The traditional pack trip is a step back into the times of our ancestors.
In the early times of our country, packers were secured for the tough job of moving supplies by horseback for the construction of the Canadian Pacific Railroad. These men were tough, talented and fearless in the face of an untamed west. Their knowledge of the wilderness and packing was rivaled only by their love of adventure.
With the completion of the railroad in 1885, the world turned its attention to the West. Mountain climbers, hunters and sightseers from all over the world began to flood into the Rockies and secure the services of these accomplished packers and their string of horses to outfit their expeditions into the most rugged wilderness areas
The pack trip continues to be a popular activity with adventure seekers from around the world. Moving efficiently through the mountain terrain, the pack train provides a safe, low impact, and practical way to access the remote untouched wilderness areas that lie miles from the nearest road.
Little has changed from the traditional trips of the first outfitters.
Accommodations remain a weatherproof canvas wall tent, cooking is done on a portable lightweight tin stove, a good cook is still highly valued, and the modern guides use the same packing equipment and techniques as those from the 1800s,
Traditional pack trips have no electric lights, no cellphone service and no indoor plumbing.
Trails are not groomed and are often shared with some of the most reclusive and formidable wildlife on the continent.

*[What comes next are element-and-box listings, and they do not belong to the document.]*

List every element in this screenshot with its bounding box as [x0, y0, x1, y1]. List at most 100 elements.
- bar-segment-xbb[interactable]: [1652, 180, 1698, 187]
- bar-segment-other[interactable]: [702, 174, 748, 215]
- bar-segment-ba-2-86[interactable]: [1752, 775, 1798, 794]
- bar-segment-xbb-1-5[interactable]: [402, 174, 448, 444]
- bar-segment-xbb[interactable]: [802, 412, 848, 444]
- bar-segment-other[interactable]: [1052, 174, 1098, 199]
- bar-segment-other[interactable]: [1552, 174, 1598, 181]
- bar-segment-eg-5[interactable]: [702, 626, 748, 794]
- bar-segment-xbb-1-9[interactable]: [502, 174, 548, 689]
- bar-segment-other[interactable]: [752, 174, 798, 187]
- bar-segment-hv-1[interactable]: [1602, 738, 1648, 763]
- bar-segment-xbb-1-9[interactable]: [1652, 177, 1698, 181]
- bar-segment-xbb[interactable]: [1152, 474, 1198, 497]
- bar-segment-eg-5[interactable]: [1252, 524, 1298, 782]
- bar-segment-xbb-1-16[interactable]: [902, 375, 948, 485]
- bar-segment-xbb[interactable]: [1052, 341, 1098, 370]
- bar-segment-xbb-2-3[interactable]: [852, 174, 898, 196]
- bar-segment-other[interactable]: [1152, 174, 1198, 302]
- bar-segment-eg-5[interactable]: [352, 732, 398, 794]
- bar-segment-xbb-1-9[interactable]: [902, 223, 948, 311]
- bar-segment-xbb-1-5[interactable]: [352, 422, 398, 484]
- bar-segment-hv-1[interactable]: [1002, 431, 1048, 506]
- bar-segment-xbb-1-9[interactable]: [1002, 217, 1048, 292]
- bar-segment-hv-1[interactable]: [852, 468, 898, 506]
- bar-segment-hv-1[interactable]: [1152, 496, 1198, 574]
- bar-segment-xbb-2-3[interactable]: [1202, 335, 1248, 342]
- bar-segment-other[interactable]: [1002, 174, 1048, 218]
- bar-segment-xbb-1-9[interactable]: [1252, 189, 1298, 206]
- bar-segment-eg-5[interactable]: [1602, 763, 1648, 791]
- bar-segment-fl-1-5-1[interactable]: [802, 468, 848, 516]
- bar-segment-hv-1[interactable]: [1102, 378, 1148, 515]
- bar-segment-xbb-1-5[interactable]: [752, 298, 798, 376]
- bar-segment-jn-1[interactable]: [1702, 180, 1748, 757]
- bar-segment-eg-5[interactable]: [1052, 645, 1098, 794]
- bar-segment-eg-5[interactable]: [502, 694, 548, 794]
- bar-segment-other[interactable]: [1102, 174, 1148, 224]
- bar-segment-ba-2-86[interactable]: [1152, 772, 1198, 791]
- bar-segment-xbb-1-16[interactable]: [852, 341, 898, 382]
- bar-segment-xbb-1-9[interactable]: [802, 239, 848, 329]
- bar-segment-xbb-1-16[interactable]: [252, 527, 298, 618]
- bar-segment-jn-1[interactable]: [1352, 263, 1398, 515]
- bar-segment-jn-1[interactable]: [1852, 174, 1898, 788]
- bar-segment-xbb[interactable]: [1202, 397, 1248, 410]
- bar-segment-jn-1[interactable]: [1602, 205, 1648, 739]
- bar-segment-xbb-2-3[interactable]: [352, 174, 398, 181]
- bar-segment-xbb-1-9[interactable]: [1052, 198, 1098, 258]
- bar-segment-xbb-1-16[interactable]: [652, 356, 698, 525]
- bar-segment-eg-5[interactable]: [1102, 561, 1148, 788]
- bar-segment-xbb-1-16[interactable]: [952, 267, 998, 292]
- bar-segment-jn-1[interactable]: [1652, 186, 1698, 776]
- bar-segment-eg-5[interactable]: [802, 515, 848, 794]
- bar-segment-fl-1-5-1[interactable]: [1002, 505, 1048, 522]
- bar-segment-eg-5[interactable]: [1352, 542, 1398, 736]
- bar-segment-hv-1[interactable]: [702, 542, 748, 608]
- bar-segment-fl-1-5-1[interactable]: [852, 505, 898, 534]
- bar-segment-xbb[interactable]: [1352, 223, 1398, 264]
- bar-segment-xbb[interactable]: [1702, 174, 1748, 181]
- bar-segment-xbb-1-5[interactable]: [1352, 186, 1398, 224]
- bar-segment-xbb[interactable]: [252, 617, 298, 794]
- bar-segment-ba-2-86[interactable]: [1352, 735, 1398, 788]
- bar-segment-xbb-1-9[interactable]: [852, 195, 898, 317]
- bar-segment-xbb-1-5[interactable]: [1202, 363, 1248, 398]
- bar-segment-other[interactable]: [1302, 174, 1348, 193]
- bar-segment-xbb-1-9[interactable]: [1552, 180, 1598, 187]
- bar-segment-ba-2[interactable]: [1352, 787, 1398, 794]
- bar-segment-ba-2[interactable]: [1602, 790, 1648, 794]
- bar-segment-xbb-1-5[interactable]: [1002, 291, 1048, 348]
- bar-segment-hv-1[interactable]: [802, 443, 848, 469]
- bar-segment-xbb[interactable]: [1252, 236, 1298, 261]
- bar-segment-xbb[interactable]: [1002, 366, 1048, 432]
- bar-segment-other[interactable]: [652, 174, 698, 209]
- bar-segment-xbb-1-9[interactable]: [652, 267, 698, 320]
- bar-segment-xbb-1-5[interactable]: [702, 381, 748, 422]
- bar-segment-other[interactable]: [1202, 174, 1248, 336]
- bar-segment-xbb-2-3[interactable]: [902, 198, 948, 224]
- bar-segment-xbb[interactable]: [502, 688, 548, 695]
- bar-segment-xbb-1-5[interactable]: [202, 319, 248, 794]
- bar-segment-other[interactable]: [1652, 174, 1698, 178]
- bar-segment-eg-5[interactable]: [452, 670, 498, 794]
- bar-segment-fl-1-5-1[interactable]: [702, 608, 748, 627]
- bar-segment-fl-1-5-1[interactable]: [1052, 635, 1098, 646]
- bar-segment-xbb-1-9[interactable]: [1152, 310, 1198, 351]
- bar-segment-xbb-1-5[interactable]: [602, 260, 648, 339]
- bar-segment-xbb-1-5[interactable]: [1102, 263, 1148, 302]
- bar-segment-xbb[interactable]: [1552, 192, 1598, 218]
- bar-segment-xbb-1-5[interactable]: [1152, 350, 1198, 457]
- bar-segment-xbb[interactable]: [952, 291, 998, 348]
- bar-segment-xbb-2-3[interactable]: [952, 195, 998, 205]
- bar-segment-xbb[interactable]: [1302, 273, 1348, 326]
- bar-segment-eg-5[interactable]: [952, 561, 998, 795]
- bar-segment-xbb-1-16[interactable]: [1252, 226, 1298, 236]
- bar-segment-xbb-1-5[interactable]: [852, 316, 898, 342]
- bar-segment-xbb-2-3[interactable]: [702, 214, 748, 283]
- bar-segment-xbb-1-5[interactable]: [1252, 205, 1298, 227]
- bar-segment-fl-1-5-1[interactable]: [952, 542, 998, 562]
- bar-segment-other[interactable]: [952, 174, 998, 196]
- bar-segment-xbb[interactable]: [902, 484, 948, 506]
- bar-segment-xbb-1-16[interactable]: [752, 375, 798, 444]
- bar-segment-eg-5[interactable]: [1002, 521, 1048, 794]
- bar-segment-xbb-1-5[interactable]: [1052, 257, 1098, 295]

Adventure abounds, friendships are made and stories from the past grow bigger and more glorious with the snapping and blazing of an evening campfire.
The people that seek to experience the pack trip are not deterred by the lack of creature comforts. They are looking for authentic outdoor experiences that give rise to memories that last a lifetime. They are happy to unplug from busy lives for a few days and plug in to a slower, more meaningful journey to places few people ever see.